Diversity != Diversity of thought
What I think you're trying to say is:
"A group of people who value diversity overwhelmingly support politics which promote diversity and reject politics which do not. But I wish they either didn't care about diversity or valued diversity in a way that didn't influence their politics because it annoys me."
"A group of people who value diversity overwhelmingly support politics which promote diversity and reject politics which do not. But I wish they either didn't care about diversity or valued diversity in a way that didn't influence their politics because it annoys me."
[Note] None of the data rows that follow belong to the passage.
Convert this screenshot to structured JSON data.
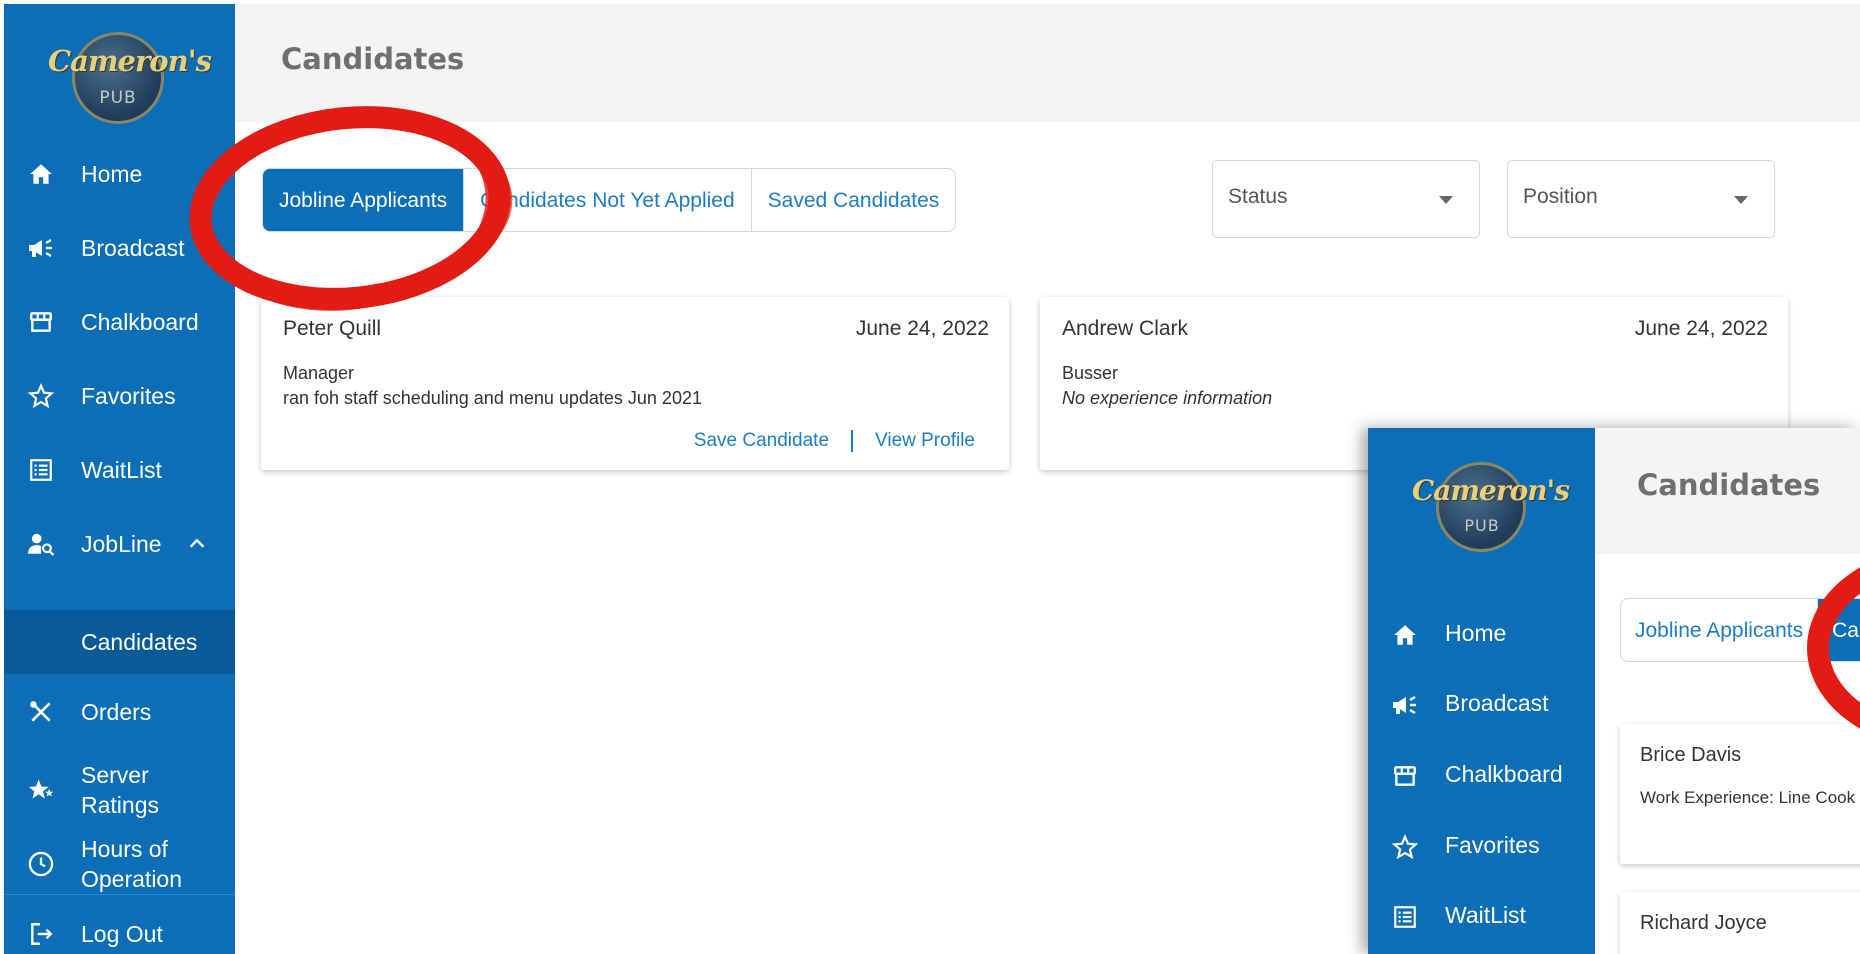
{
  "colors": {
    "sidebar_bg": "#0b6eb7",
    "sidebar_active": "#0a5a98",
    "link": "#1c7cc4",
    "annotation_red": "#e21c14"
  },
  "brand": {
    "logo_script": "Cameron's",
    "logo_sub": "PUB"
  },
  "sidebar": {
    "items": [
      {
        "label": "Home",
        "icon": "home-icon"
      },
      {
        "label": "Broadcast",
        "icon": "megaphone-icon"
      },
      {
        "label": "Chalkboard",
        "icon": "storefront-icon"
      },
      {
        "label": "Favorites",
        "icon": "star-outline-icon"
      },
      {
        "label": "WaitList",
        "icon": "list-icon"
      },
      {
        "label": "JobLine",
        "icon": "person-search-icon",
        "expanded": true
      },
      {
        "label": "Candidates",
        "active": true
      },
      {
        "label": "Orders",
        "icon": "utensils-icon"
      },
      {
        "label": "Server Ratings",
        "icon": "stars-icon"
      },
      {
        "label": "Hours of Operation",
        "icon": "clock-icon"
      },
      {
        "label": "Log Out",
        "icon": "logout-icon"
      }
    ],
    "server_ratings_line1": "Server",
    "server_ratings_line2": "Ratings",
    "hours_line1": "Hours of",
    "hours_line2": "Operation"
  },
  "header": {
    "title": "Candidates"
  },
  "tabs": [
    {
      "label": "Jobline Applicants",
      "active": true
    },
    {
      "label": "Candidates Not Yet Applied",
      "active": false
    },
    {
      "label": "Saved Candidates",
      "active": false
    }
  ],
  "filters": {
    "status": "Status",
    "position": "Position"
  },
  "candidates": [
    {
      "name": "Peter Quill",
      "date": "June 24, 2022",
      "position": "Manager",
      "experience": "ran foh staff scheduling and menu updates  Jun 2021",
      "save_label": "Save Candidate",
      "view_label": "View Profile"
    },
    {
      "name": "Andrew Clark",
      "date": "June 24, 2022",
      "position": "Busser",
      "experience": "No experience information"
    }
  ],
  "inset": {
    "title": "Candidates",
    "nav": [
      "Home",
      "Broadcast",
      "Chalkboard",
      "Favorites",
      "WaitList"
    ],
    "tabs": [
      {
        "label": "Jobline Applicants",
        "active": false
      },
      {
        "label": "Can",
        "active": true
      }
    ],
    "cards": [
      {
        "name": "Brice Davis",
        "work": "Work Experience:  Line Cook"
      },
      {
        "name": "Richard Joyce"
      }
    ]
  }
}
Diversity of what, though? I've worked at progressive tech companies. They're okay at achieving diversity of skin color, but pretty bad at achieving a diversity of world views. Expulsion explicitly on the basis of the fact that Palantir sells products to ICE is going to reduce diversity by alienating the significant segment of the population that does support border enforcement.
They do, just as immigration stances vary across all populations of people. LWT staff however decided to make a decision based on feedback from some of its members/participants. I don't think any conclusions can be drawn based on the actions of the organizers.
Do you think it's a fair, balanced decision taking in a wide range of opinion or a reactionary one based on a few particularly loud naysayers? Past conference experience leads me to believe it's most likely the later.
Everything correlates with everything. Politics is a special case of that.
It depends on who you're looking at. There are a few "loud", activist-y homosexuals, but most just go live their lives like any one else. You hear a lot more from the "activist-y" types because they tend to be much louder.
Palantir has a group called Palan-queer https://www.palantir.com/diversity/ for LGBT’s
Soon, activists will start boycotting Microsoft (gov't agencies use Word and Excel), 3M (gov't agencies use Post-it notes), and Charmin (they also buy toilet paper).
One protests where they can, and where it's feasible. In this instance, they were in a position to turn down a company that not only makes software that is directly used for purposes they don't agree with, but whose CEO has a viewpoint they strongly oppose (in contrast with Microsoft, 3M, or Charmin, which support in a very indirect fashion).
I've been boycotting Angle Soft for political reasons. Not that anyone cares.
What is angle soft, and for what political reasons are you boycotting it? Maybe if you provided more info, people would.
It is toilet paper manufactured by Georgia Pacific a subsidiary of Koch Industries. I don't have a car because I can work from home so I mostly walk or bike keeping healthy although doing it for environmental reasons. I also boycott refined sugar in protest against mismanagement of sugar cane production runoff in Florida. Nobody cares about that either, however, I've lost a ton of weight since and my dentist says that my teeth are perfectly healthy, so there is that.
If you support that, more power to you. Be honest about what you're supporting though. This is not just about ICE. This is not the same as the advertiser tracking.